To find the equation of the tangent, we first need to find the derivative of the curve \(y = \frac{2 - \tan x}{1 + \tan x}\) using the quotient rule.

The quotient rule states that if \(y = \frac{u}{v}\), then \(y' = \frac{v u' - u v'}{v^2}\).

Let \(u = 2 - \tan x\) and \(v = 1 + \tan x\).

Then \(u' = -\sec^2 x\) and \(v' = \sec^2 x\).

Applying the quotient rule:

\(y' = \frac{(1 + \tan x)(-\sec^2 x) - (2 - \tan x)(\sec^2 x)}{(1 + \tan x)^2}\)

\(= \frac{-(1 + \tan x)\sec^2 x - (2 - \tan x)\sec^2 x}{(1 + \tan x)^2}\)

\(= \frac{-\sec^2 x - \tan x \sec^2 x - 2\sec^2 x + \tan x \sec^2 x}{(1 + \tan x)^2}\)

\(= \frac{-3\sec^2 x}{(1 + \tan x)^2}\)

Now, substitute \(x = \frac{1}{4} \pi\) to find the gradient of the tangent:

\(\tan \left( \frac{1}{4} \pi \right) = 1\) and \(\sec^2 \left( \frac{1}{4} \pi \right) = 2\).

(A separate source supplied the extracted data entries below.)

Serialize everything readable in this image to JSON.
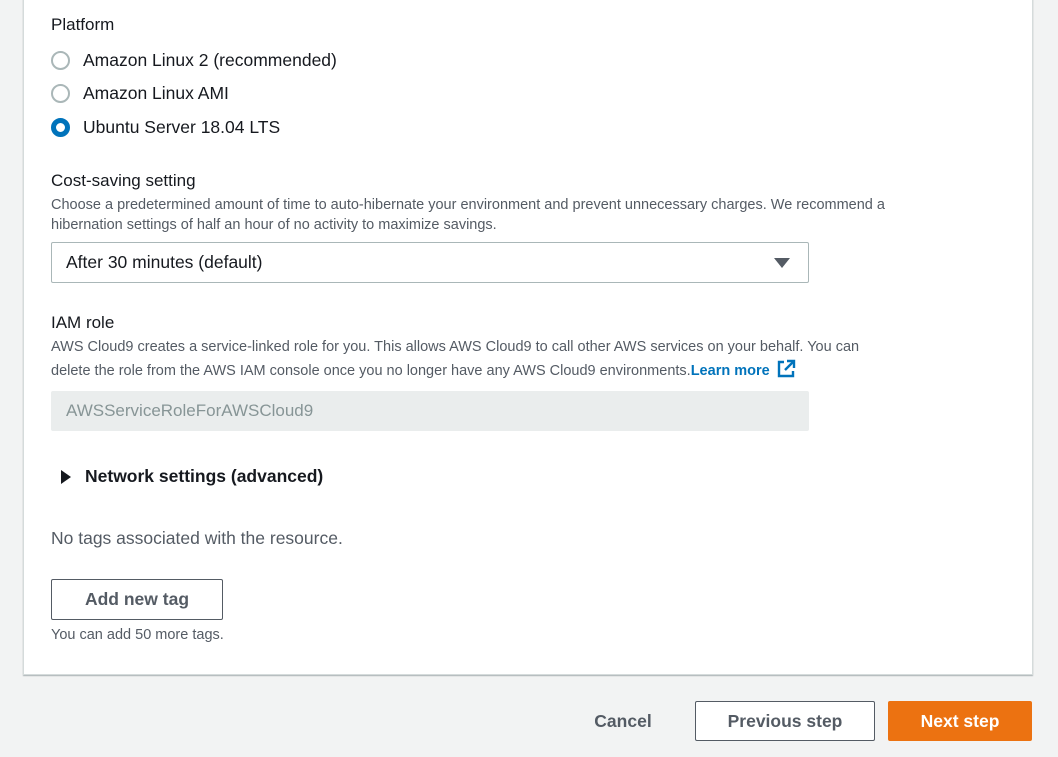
{
  "platform": {
    "label": "Platform",
    "options": [
      {
        "label": "Amazon Linux 2 (recommended)",
        "selected": false
      },
      {
        "label": "Amazon Linux AMI",
        "selected": false
      },
      {
        "label": "Ubuntu Server 18.04 LTS",
        "selected": true
      }
    ]
  },
  "cost_saving": {
    "label": "Cost-saving setting",
    "description_line1": "Choose a predetermined amount of time to auto-hibernate your environment and prevent unnecessary charges. We recommend a",
    "description_line2": "hibernation settings of half an hour of no activity to maximize savings.",
    "selected_value": "After 30 minutes (default)"
  },
  "iam_role": {
    "label": "IAM role",
    "description_line1": "AWS Cloud9 creates a service-linked role for you. This allows AWS Cloud9 to call other AWS services on your behalf. You can",
    "description_line2": "delete the role from the AWS IAM console once you no longer have any AWS Cloud9 environments.",
    "learn_more": "Learn more",
    "value": "AWSServiceRoleForAWSCloud9"
  },
  "network_settings": {
    "label": "Network settings (advanced)",
    "expanded": false
  },
  "tags": {
    "empty_text": "No tags associated with the resource.",
    "add_button": "Add new tag",
    "hint": "You can add 50 more tags."
  },
  "footer": {
    "cancel": "Cancel",
    "previous": "Previous step",
    "next": "Next step"
  },
  "colors": {
    "accent": "#0073bb",
    "primary_button": "#ec7211",
    "background": "#f2f3f3"
  },
  "icons": {
    "external_link": "external-link-icon",
    "expand": "caret-right-icon",
    "dropdown": "caret-down-icon"
  }
}
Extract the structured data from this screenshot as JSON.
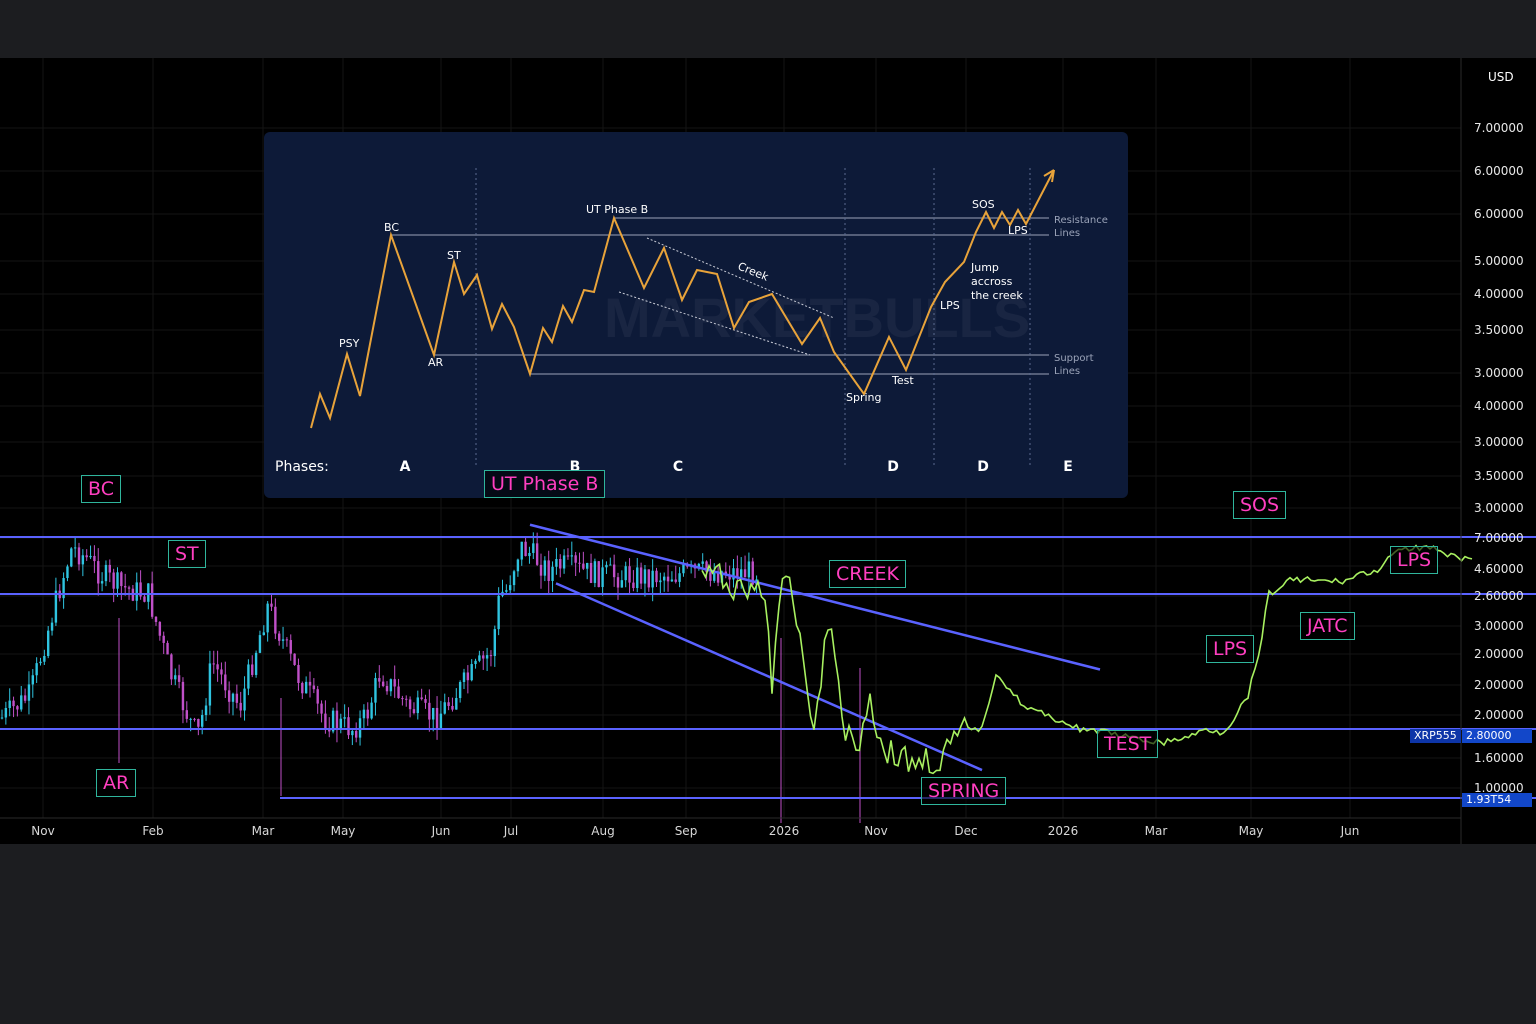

\(y' = \frac{-3 \times 2}{(1 + 1)^2} = \frac{-6}{4} = -\frac{3}{2}\).

The gradient of the tangent is \(-\frac{3}{2}\).

To find the y-intercept \(c\), we need the point on the curve at \(x = \frac{1}{4} \pi\):

\(y = \frac{2 - 1}{1 + 1} = \frac{1}{2}\).

Using the point-slope form \(y - y_1 = m(x - x_1)\), where \(m = -\frac{3}{2}\), \(x_1 = \frac{1}{4} \pi\), and \(y_1 = \frac{1}{2}\):

\(y - \frac{1}{2} = -\frac{3}{2}(x - \frac{1}{4} \pi)\)

\(y = -\frac{3}{2}x + \frac{3}{8} \pi + \frac{1}{2}\)

Approximating \(\frac{3}{8} \pi\) to 3 significant figures gives \(1.18\).

Thus, \(y = -\frac{3}{2}x + 1.68\).